Моим товарищем по неволе был также рейхслейтер доктор Роберт Лей,[273] арестованный в голубой пижаме и тапочках. Выезжая, он накинул огромный плащ, взятый случайно в гардеробе, на голову ему надели тирольскую шляпу. Несчастный не выдержал того, как с ним обходились; он совершил самоубийство вскоре после доставки в Нюрнберг.
В лагере в Оберурзеле я нашел Радла, получившего разрешение на пребывание в моей камере, но 10 сентября мне опять надели наручники, чтоб забрать в самолет, который доставил нас в Нюрнберг. На борту уже находились гросс-адмирал Дёниц, генералы Йодль и Гудериан, все еще одетый в пижаму доктор Лей и даже… Бальдур фон Ширах.

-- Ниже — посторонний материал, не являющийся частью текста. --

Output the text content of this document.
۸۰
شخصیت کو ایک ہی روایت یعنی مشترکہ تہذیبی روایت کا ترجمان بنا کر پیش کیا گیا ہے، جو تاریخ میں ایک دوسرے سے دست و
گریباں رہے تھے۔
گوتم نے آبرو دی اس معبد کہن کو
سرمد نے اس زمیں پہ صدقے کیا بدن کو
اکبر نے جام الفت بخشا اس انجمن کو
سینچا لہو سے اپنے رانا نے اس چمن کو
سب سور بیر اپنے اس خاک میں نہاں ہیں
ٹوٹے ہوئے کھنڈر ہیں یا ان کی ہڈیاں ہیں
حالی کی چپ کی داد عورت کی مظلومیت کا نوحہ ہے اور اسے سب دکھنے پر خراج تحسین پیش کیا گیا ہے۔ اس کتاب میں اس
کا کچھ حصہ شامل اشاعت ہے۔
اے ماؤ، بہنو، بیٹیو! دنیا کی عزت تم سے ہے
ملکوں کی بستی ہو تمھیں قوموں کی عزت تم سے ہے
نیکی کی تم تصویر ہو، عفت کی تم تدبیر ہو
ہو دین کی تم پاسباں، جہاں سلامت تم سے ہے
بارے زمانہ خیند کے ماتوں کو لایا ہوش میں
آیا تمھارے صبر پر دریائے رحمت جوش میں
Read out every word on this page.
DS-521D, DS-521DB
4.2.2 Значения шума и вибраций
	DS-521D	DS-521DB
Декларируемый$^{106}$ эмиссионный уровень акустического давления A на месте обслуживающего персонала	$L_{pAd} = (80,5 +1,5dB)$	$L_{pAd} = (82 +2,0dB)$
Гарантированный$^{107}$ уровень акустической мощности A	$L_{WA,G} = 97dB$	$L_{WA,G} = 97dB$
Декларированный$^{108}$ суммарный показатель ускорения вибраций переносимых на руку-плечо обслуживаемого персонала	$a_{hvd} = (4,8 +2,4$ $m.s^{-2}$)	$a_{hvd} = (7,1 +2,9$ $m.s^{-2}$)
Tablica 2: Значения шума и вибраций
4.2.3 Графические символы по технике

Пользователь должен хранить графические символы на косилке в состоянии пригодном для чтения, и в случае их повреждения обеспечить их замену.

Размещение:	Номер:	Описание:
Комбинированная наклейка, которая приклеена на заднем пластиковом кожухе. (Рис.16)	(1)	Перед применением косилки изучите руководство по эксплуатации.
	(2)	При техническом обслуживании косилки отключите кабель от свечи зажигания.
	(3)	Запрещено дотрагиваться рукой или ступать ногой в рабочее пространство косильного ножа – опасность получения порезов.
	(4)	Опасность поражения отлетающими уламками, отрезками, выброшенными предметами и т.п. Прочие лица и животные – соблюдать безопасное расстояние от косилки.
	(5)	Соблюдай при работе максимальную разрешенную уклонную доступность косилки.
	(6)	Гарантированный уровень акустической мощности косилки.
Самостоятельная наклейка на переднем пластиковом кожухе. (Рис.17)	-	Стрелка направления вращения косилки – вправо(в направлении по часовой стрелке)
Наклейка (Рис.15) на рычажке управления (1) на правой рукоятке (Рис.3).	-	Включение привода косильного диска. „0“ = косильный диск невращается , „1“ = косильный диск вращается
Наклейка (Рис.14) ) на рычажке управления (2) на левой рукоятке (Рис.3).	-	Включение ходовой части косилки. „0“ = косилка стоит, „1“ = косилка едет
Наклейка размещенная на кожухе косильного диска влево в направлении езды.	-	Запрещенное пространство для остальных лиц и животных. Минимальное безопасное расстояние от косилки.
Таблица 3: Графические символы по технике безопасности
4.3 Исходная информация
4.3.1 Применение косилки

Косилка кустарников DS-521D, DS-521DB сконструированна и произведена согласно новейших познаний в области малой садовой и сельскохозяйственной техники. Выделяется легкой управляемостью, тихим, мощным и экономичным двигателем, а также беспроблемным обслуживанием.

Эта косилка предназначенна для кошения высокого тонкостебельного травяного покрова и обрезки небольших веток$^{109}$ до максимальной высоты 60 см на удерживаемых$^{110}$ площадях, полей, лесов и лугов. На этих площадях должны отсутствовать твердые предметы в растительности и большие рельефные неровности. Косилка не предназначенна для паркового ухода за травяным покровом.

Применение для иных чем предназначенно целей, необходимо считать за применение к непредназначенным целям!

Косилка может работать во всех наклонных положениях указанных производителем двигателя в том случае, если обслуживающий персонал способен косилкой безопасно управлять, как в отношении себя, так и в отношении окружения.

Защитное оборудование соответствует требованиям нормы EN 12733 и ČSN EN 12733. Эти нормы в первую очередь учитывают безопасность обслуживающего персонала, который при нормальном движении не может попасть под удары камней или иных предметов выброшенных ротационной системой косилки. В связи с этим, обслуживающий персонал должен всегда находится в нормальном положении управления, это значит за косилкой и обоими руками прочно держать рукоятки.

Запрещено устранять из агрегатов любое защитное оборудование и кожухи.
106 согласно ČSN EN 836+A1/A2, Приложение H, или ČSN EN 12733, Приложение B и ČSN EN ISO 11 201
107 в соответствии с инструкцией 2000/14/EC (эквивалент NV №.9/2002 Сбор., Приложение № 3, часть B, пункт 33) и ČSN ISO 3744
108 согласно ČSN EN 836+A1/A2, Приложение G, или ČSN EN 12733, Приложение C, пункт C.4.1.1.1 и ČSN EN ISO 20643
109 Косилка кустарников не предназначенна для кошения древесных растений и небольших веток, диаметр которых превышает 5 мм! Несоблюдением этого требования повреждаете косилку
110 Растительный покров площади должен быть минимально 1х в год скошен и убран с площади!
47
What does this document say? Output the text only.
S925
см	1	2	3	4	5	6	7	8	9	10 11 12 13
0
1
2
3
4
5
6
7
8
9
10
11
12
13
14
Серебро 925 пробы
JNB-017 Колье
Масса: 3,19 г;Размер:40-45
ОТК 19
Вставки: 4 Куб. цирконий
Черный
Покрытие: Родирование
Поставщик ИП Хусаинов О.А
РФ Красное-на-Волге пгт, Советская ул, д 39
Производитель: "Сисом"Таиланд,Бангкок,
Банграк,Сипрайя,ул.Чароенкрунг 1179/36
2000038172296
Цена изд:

Когда мы прибыли на территорию тюрьмы в Нюрнберге, коменданта пенитенциарного заведения, американского полковника Бартона Андрюса, носившего пенсне и поразительно напоминавшего Генриха Гиммлера, чуть не хватил удар. С негодованием он отметил, что гросс-адмирал Дёниц еще носит мундир со знаками различия, соответствующими его званию. Я оказался в такой же ситуации. Начальник тюрьмы кричал, что это непозволительно и является провокацией. Он кричал так громко, что прибежало множество чернокожих полицейских. Однако я уже отдал честь гросс-адмиралу, он понял и тоже позволил себе ответить на мое приветствие.
Мы без слов сняли знаки различия друг у друга. Затем отдали честь, и последний руководитель Третьего рейха пожал мне руку.
Тюрьма в Нюрнберге представляла собой большое здание в форме пятиконечной звезды. Нас охраняло множество чернокожих солдат — главный стражник, полковник Андрюс, вероятно, предполагал, что таким образом он нас унизит. Я всегда находил общий язык со своими тюремными охранниками, которые вели себя более порядочно, чем белые. Огромный, как башня, и очень симпатичный чернокожий сержант подружился со мной. Он часто подбрасывал мне несколько сигарет или шоколад.
В первые недели нас кормили хорошо. Работавшие на кухне старые местные немецкие заключенные готовили все, что могли, чем огорчали полковника Андрюса. Он был литовцем по происхождению и как новоиспеченный американец ненавидел все немецкое. «Я знаю, — сказал он нам, — что вас называют «Krauts» («Капуста»), потому что вы ее очень любите. Поэтому будете ее есть каждый день». Он позаботился о том, чтобы еда была как можно хуже.
Молодой австрийский инженер из министерства вооружения и военного производства (если я правильно помню, Раффельсбергер) получивший распределение на кухню, велел приносить нам кнедлики. Он был единственным заключенным, которому удалось убежать из тюрьмы в Нюрнберге во время похода в город за продуктами в сопровождении нескольких американских солдат. Он уехал в Южную Америку.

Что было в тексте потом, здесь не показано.